The BRIDGE investigators concluded from their analysis that patients with chronic AF who require temporary discontinuation of warfarin therapy for an elective operation or other elective invasive procedure do not require bridging therapy. This reinforces the hypothesis that the interruption in warfarin therapy does not lead to rebound hypercoagulability. They also concluded that bridging with an LMWH increases these patients’ risk of major bleeding without the benefit of decreasing risk of arterial TE.

It is important to note that because the average CHADS2 score of this trial was 2.3% and 89.4% of procedures were classified as minor, the overall rate of thrombosis was low. Although the high percentage of minor procedures resulted in a population with a relatively low bleeding risk and a population with mostly low-bleed risk was studied, both major and minor bleeding end points were found to be significantly higher in the bridging group.

It is possible that the LMWH bridging agent selection may reduce the external validity of the findings because not only is dalteparin uncommonly used in practice, but its only off-label use is limited to patients with mechanical heart valves—a population excluded from stratification. Despite these shortcomings, the BRIDGE trial confirms what most observational studies have already suggested when comparing TE and bleeding risks in bridging groups versus no-bridging groups3-5: for patients stable on warfarin for AF with low TE risk, it is reasonable to forgo bridging with LMWH prior to a minor elective procedure. This strategy would especially benefit patients with a significant bleeding risk.

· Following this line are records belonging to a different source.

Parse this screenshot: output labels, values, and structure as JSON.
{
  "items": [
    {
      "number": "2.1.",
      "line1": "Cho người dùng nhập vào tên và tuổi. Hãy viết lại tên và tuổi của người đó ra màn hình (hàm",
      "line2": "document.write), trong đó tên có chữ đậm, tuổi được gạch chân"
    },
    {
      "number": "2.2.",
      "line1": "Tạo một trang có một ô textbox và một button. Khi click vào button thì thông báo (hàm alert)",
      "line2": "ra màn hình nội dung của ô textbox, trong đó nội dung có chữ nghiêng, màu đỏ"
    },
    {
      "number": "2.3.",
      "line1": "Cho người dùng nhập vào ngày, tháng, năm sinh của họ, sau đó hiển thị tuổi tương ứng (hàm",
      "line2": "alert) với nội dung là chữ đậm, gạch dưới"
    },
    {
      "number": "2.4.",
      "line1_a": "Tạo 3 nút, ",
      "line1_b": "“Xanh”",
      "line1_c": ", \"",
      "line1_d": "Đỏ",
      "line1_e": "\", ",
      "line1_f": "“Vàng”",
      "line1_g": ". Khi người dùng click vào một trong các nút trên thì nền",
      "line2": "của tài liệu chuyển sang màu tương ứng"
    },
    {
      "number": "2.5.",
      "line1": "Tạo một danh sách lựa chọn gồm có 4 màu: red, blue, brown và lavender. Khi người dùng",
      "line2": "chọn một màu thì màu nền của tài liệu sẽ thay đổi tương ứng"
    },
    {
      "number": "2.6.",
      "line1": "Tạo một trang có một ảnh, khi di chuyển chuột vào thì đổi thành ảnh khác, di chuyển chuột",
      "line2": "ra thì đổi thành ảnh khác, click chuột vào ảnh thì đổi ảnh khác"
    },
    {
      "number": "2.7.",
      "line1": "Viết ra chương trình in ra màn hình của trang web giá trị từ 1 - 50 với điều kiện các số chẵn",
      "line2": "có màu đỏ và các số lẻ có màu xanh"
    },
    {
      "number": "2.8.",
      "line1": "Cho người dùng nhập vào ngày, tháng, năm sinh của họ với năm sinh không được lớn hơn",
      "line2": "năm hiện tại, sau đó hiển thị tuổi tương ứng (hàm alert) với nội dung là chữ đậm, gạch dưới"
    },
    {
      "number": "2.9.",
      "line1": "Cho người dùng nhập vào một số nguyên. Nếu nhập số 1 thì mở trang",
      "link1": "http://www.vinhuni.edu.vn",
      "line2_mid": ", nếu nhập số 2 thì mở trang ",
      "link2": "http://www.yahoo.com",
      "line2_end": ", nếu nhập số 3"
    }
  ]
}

Dr. Adams is a clinical assistant professor at the Ernest Mario School of Pharmacy at Rutgers, The State University of New Jersey, and a clinical pharmacist in critical care at Robert Wood Johnson University Hospital in Somerset, New Jersey. Dr. Resseguie is an advanced practice anticoagulation pharmacist for the Brigham & Women’s Hospital Anticoagulation Management Service in Boston, Massachusetts.

References

  • Douketis JD, Spyropoulos AC, Kaatz S, et al; BRIDGE Investigators. Perioperative bridging anticoagulation in patients with atrial fibrillation. N Engl J Med. 2015;373(9):823-833. doi: 10.1056/NEJMoa1501035.
  • January CT, Wann LS, Alpert JS, et al; ACC/AHA Task Force Member. 2014 AHA/ACC/HRS guideline for the management of patients with atrial fibrillation: executive summary: a report of the American College of Cardiology/American Heart Association Task Force on Practice Guidelines and the Heart Rhythm Society. J Am Coll Cardiol. 2014;64(21):2246-2280. doi: 10.1161/CIR.0000000000000040.
  • Douketis JD, Healey JS, Brueckmann M, et al. Perioperative bridging anticoagulation during dabigatran or warfarin interruption among patients who had an elective surgery or procedure: substudy of the RE-LY Trial. Thromb Haemost. 2015;113(3):625-632. doi: 10.1160/TH14-04-0305.
  • Steinberg BA, Peterson ED, Kim S, et al; Outcomes Registry for Better Informed Treatment of Atrial Fibrillation Investigators and Patients. Use and outcomes associated with bridging during anticoagulation interruptions in patients with atrial fibrillation: findings from the Outcomes Registry for Better Informed Treatment of Atrial Fibrillation (ORBIT-AF). Circulation. 2015;131(5):488-494. doi: 10.1161/CIRCULATIONAHA.114.011777.
  • Kim TH, Kim JY, Mun HS, et al. Heparin bridging in warfarin anticoagulation therapy initiation could increase bleeding in non-valvular atrial fibrillation patients: a multicenter propensity-matched analysis. J Thromb Haemost. 2015;13(2):182-190. doi: 10.1111/jth.12810.